Shakespeare’s admonition that some men have greatness — or at least fame — “thrust upon them” would certainly seem to apply to Ernesto Miranda, a career criminal who in 1963, while in Phoenix, Arizona, was arrested for armed robbery and the rape of an 18-year old retarded girl. After a lengthy police interrogation, Miranda signed a confession to both crimes, and was subsequently found guilty.
In repeated appeals, however, his lawyers argued that Miranda had not known when he confessed that he had a Constitutional right against self-incrimination, and three years later the case Miranda vs. Arizona was argued before the Supreme Court. This week (June 13) in 1966, the court’s landmark, and controversial, 5-4 decision was handed down.
The court ruled that Miranda’s confession was obtained illegally and therefore his conviction was overturned.

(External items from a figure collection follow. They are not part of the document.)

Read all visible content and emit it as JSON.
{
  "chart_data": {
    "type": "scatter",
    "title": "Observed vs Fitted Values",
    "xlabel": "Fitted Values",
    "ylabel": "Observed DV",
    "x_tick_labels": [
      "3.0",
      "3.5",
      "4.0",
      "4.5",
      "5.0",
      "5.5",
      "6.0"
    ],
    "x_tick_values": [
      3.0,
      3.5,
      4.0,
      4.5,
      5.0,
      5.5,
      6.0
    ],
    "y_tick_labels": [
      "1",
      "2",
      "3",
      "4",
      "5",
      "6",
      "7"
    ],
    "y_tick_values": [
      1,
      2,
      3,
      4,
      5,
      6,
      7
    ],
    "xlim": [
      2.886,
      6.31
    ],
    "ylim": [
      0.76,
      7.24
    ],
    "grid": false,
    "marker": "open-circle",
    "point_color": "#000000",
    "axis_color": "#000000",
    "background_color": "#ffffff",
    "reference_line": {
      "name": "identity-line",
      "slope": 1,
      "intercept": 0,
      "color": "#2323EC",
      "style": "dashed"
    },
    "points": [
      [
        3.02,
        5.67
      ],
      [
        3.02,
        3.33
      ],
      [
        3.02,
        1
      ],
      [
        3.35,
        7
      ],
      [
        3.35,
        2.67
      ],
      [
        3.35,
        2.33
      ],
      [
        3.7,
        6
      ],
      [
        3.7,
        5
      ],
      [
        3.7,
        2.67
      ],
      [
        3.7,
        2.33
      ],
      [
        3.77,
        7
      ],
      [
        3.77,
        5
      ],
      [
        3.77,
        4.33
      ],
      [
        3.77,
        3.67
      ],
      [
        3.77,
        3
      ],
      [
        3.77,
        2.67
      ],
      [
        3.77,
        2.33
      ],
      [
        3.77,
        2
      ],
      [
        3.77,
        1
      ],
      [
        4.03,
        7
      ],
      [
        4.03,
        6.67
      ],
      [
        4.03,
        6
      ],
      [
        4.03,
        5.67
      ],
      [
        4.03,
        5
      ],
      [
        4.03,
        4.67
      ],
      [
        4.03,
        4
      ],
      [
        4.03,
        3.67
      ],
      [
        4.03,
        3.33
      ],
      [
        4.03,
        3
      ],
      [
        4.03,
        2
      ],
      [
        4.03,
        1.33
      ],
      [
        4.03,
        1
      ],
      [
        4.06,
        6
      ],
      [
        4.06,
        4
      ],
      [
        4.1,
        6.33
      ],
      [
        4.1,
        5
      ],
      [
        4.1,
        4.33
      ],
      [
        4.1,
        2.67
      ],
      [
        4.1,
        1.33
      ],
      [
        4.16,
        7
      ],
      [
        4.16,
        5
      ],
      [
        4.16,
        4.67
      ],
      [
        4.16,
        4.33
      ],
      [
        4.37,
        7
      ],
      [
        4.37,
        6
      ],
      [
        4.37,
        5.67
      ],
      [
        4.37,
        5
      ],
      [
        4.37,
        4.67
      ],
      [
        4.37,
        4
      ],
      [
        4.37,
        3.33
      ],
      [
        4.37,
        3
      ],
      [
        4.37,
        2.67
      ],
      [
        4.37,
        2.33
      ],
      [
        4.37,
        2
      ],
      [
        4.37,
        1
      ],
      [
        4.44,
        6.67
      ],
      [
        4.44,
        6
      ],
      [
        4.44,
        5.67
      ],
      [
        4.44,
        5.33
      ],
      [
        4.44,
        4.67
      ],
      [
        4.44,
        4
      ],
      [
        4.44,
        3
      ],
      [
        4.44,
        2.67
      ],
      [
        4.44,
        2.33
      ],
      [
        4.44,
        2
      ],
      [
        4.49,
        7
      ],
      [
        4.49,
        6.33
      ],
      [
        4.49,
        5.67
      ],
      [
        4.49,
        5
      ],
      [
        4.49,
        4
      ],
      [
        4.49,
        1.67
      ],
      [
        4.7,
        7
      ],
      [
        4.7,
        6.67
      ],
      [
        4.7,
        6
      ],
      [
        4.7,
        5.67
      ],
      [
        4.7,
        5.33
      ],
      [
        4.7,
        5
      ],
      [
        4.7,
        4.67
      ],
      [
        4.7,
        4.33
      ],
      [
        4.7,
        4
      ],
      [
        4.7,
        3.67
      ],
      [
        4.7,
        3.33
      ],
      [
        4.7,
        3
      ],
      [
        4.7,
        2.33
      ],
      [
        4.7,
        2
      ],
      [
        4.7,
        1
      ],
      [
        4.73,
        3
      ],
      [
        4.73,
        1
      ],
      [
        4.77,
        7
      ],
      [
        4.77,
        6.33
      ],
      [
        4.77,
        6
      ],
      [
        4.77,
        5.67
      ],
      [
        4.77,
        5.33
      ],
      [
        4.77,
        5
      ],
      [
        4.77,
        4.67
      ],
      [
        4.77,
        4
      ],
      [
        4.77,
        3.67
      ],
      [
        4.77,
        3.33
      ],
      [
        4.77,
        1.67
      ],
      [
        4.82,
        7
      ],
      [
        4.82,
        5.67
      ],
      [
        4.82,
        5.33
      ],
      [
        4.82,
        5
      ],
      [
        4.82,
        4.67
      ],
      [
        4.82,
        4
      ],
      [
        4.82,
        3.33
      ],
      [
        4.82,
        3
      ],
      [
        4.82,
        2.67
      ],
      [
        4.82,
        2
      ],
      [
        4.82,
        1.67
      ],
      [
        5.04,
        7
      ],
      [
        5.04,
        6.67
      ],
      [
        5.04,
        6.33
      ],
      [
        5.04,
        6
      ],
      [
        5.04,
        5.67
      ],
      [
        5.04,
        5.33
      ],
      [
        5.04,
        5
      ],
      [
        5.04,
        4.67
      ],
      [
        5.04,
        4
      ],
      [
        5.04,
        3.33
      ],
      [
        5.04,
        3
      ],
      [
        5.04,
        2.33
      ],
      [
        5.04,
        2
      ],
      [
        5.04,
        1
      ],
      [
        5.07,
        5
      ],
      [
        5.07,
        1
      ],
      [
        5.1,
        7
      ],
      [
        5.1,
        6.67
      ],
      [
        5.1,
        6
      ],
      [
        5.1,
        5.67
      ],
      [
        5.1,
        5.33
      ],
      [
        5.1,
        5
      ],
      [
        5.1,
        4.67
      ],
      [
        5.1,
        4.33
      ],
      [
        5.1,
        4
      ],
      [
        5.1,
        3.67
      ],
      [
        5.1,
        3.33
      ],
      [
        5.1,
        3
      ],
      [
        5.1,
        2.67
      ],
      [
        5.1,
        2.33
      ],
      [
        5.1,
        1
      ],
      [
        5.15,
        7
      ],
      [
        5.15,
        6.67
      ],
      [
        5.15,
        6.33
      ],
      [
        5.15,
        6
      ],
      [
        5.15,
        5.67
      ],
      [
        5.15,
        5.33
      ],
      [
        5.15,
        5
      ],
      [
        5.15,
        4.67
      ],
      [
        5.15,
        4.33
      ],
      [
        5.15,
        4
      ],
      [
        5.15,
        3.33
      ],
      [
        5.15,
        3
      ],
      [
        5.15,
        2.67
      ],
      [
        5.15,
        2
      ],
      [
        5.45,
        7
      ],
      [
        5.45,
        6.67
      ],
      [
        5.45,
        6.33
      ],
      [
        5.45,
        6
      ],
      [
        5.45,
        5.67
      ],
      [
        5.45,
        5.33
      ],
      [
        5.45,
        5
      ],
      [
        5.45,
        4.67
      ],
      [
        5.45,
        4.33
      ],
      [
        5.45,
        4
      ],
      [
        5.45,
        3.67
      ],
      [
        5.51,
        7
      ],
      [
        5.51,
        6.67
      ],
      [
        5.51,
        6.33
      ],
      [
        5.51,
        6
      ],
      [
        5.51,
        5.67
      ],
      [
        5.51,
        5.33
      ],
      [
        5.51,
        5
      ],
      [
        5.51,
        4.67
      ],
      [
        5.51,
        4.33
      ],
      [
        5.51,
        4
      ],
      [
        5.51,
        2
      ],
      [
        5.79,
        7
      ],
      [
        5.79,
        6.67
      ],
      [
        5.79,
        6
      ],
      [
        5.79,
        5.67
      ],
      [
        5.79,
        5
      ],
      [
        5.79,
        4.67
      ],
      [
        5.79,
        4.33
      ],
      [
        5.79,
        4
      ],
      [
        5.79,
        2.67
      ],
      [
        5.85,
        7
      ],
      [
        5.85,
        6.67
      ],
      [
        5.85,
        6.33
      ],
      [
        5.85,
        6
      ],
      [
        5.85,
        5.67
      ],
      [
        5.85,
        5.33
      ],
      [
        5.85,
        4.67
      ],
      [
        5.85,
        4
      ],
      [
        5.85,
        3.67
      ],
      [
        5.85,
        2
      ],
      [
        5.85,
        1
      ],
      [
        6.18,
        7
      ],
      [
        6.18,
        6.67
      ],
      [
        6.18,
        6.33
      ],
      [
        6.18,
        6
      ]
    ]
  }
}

Noting that the right to refrain from self-incrimination rests in the 5th Amendment, the court said that this “guarantees to the individual the right to remain silent unless he chooses to speak in the unfettered exercise of his own will.” Such a choice, the court added, may be made only after he has been informed that it is not compulsory, and after he has been informed that he may first consult with an attorney, who may be present during any interrogation.
From all of this “legalese” came what is now famously known as the “Miranda Warning.” If you are ever arrested, the arresting officer must first advise you that “You have the right to remain silent. Anything you say can and will be used against you in a court of law. You have the right to speak to an attorney, and to have an attorney present during any questioning.” The only exceptions are questions related to establishing your identity, such as your name and date of birth.
Today, of course, the Miranda decision is among the most famous in our history and has probably sparked more debates about civil liberties than any other Supreme Court decision.
Which brings us to the story of Ernesto Miranda himself. Although his original confession was ruled inadmissible and his 1963 conviction was overturned, by 1966 new evidence conclusively linking Miranda to the robbery and rape was found, and he was again convicted in a new trial. Even more interesting, after spending 11 years in jail, Miranda was released on parole, whereupon he promptly got in a barroom brawl and was stabbed to death. A prime suspect was arrested, but after being informed of his Miranda rights, he chose to remain silent and was released. To this day, no one has been charged with Miranda’s killing.
Meaning that, in the case of Ernesto Miranda, justice was finally served — as was, in a way, poetic justice.